Eventually the commander barks a laugh. “Fine, I will talk. There are nineteen Glonu carriers in orbit. Just over thirty transports have landed. I estimate at least a hundred and fifty attack cruisers are already on patrol.” He places his forearms on the table, clasping his mug. “The carriers are massive, far bigger than anything we have, and carry the stores, weapons and the relief troops. The transports are huge and therefore usually land in open spaces away from the action. They are for ground infrastructure and bring both men and materials needed for battle on the surface of a world. Attack cruisers are self-explanatory, but know they are able to range far and carry much explosive armament.” He lifts one finger when Kay opens his mouth to speak. “Wait. There are at least a hundred thousand Glonu in orbit and there are a hundred thousand already on the ground. They have come to win and with those numbers they probably will.”

I cannot speak; it is difficult to even formulate a thought. The numbers are frightening, but the commander’s summation is even scarier.

Kay leans in to spear the soldier with a direct gaze. “What have you brought into the arena?”

Gennerin inclines his head. “Our ship constructions vary from theirs, but to make the comparison I will keep it simple. We have no carriers, therefore no additional leverage. A carrier is exorbitantly expensive to send into space. We, however, brought fifty transports.

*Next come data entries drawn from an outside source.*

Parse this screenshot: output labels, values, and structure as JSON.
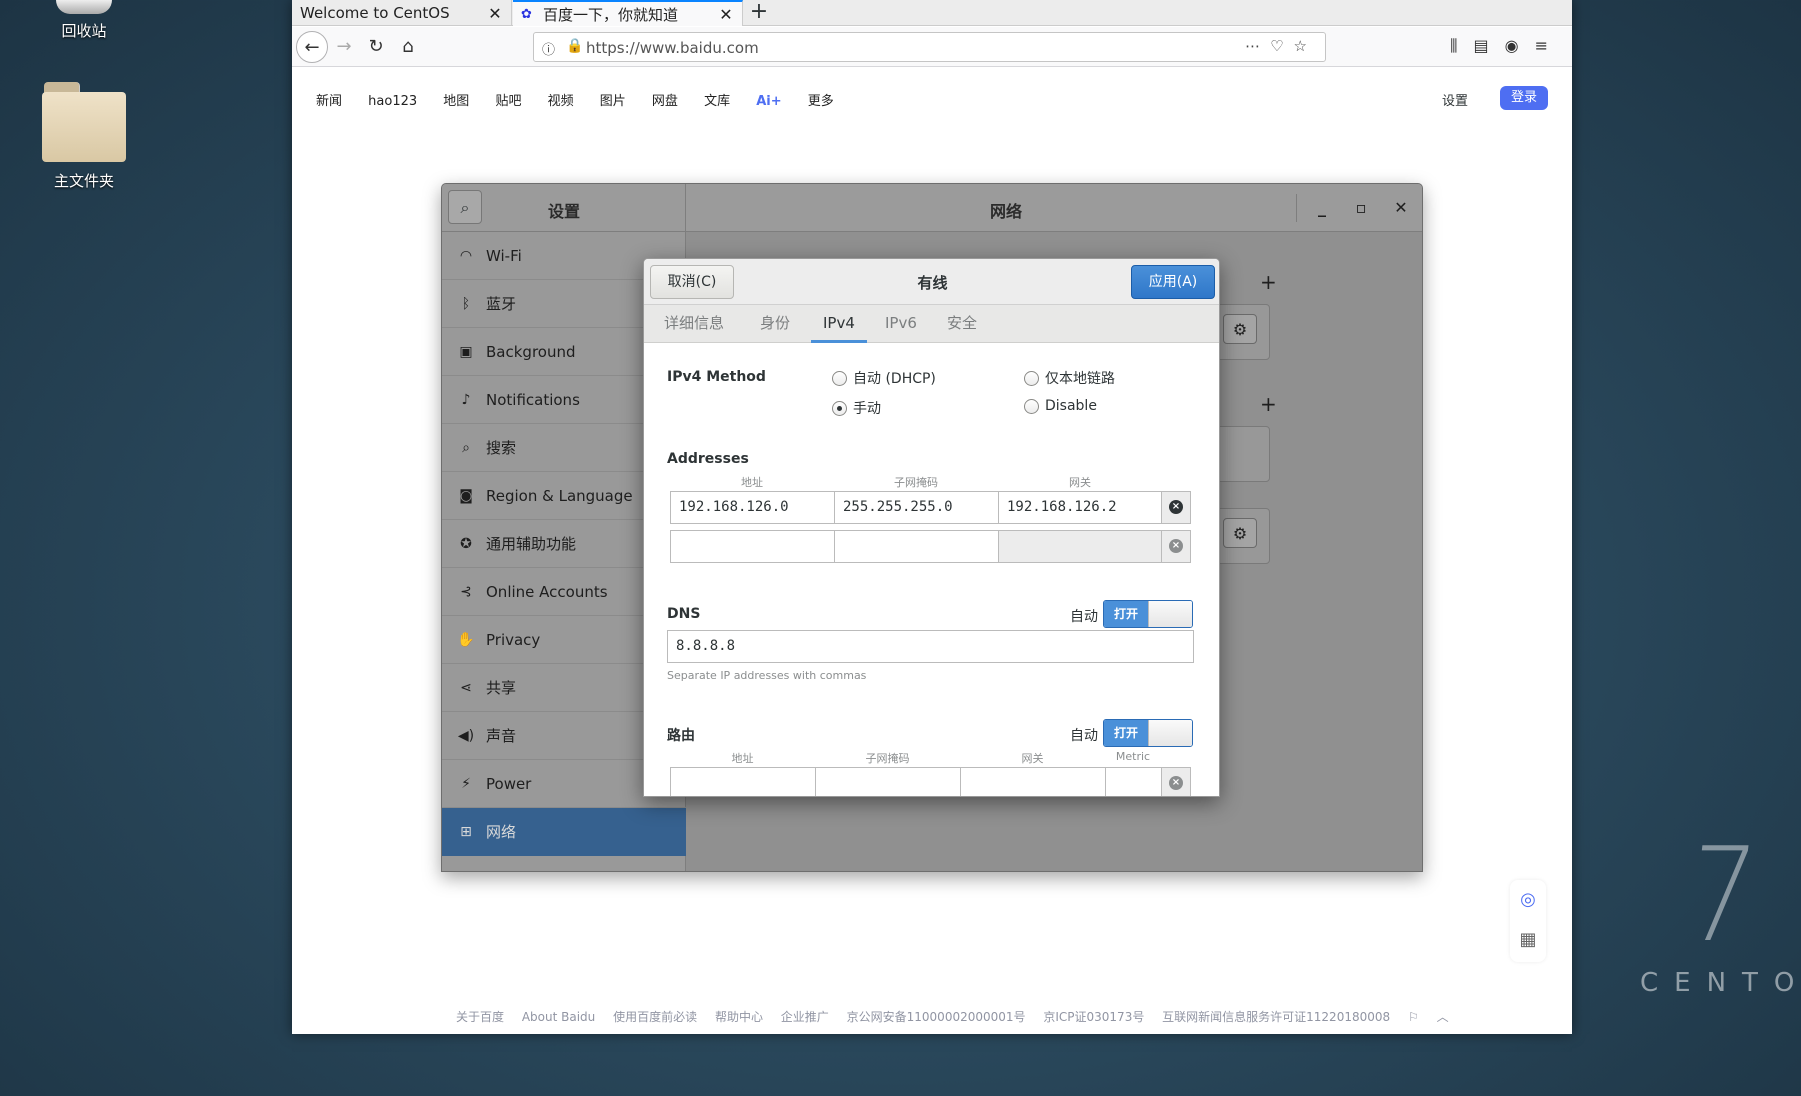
{
  "desktop": {
    "trash_label": "回收站",
    "home_label": "主文件夹",
    "brand_number": "7",
    "brand_text": "CENTOS"
  },
  "browser": {
    "tabs": [
      {
        "title": "Welcome to CentOS"
      },
      {
        "title": "百度一下，你就知道"
      }
    ],
    "url": "https://www.baidu.com"
  },
  "baidu": {
    "nav": [
      "新闻",
      "hao123",
      "地图",
      "贴吧",
      "视频",
      "图片",
      "网盘",
      "文库",
      "Ai+",
      "更多"
    ],
    "settings_label": "设置",
    "login_label": "登录",
    "footer": [
      "关于百度",
      "About Baidu",
      "使用百度前必读",
      "帮助中心",
      "企业推广",
      "京公网安备11000002000001号",
      "京ICP证030173号",
      "互联网新闻信息服务许可证11220180008"
    ]
  },
  "settings": {
    "sidebar_title": "设置",
    "page_title": "网络",
    "items": [
      {
        "label": "Wi-Fi",
        "icon": "wifi-icon"
      },
      {
        "label": "蓝牙",
        "icon": "bluetooth-icon"
      },
      {
        "label": "Background",
        "icon": "background-icon"
      },
      {
        "label": "Notifications",
        "icon": "bell-icon"
      },
      {
        "label": "搜索",
        "icon": "search-icon"
      },
      {
        "label": "Region & Language",
        "icon": "camera-icon"
      },
      {
        "label": "通用辅助功能",
        "icon": "accessibility-icon"
      },
      {
        "label": "Online Accounts",
        "icon": "online-accounts-icon"
      },
      {
        "label": "Privacy",
        "icon": "hand-icon"
      },
      {
        "label": "共享",
        "icon": "share-icon"
      },
      {
        "label": "声音",
        "icon": "speaker-icon"
      },
      {
        "label": "Power",
        "icon": "power-icon"
      },
      {
        "label": "网络",
        "icon": "network-icon",
        "active": true
      }
    ]
  },
  "dialog": {
    "cancel_label": "取消(C)",
    "title": "有线",
    "apply_label": "应用(A)",
    "tabs": [
      "详细信息",
      "身份",
      "IPv4",
      "IPv6",
      "安全"
    ],
    "active_tab": "IPv4",
    "ipv4_method_label": "IPv4 Method",
    "methods": [
      {
        "label": "自动 (DHCP)",
        "selected": false
      },
      {
        "label": "仅本地链路",
        "selected": false
      },
      {
        "label": "手动",
        "selected": true
      },
      {
        "label": "Disable",
        "selected": false
      }
    ],
    "addresses_label": "Addresses",
    "address_columns": [
      "地址",
      "子网掩码",
      "网关"
    ],
    "addresses": [
      {
        "address": "192.168.126.0",
        "netmask": "255.255.255.0",
        "gateway": "192.168.126.2"
      },
      {
        "address": "",
        "netmask": "",
        "gateway": ""
      }
    ],
    "dns_label": "DNS",
    "dns_auto_label": "自动",
    "dns_switch_label": "打开",
    "dns_value": "8.8.8.8",
    "dns_hint": "Separate IP addresses with commas",
    "routes_label": "路由",
    "routes_auto_label": "自动",
    "routes_switch_label": "打开",
    "route_columns": [
      "地址",
      "子网掩码",
      "网关",
      "Metric"
    ]
  }
}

They are smaller, and much space is taken up by the shuttles, such as this one. They remain in a wider orbit as a safety measure against Glonu incursion in space. We will not at any time land them. The shuttles ferry men and equipment, and it is hazardous, for we must dodge the cruisers in our path. Thus far ninety shuttles have landed out of a potential two hundred. As vessels go, we have more, but theirs are better.”

“How many soldiers?” Hal rasps.

“Fifty thousand still in orbit. Ten on the ground.”

We all stare at him. No wonder he says the Glonu will probably win. On the ground at the moment, the Ilfin army is at ten percent of what the Glonu has fielded. All counted, the Ilfin are less than half of Glonu capability.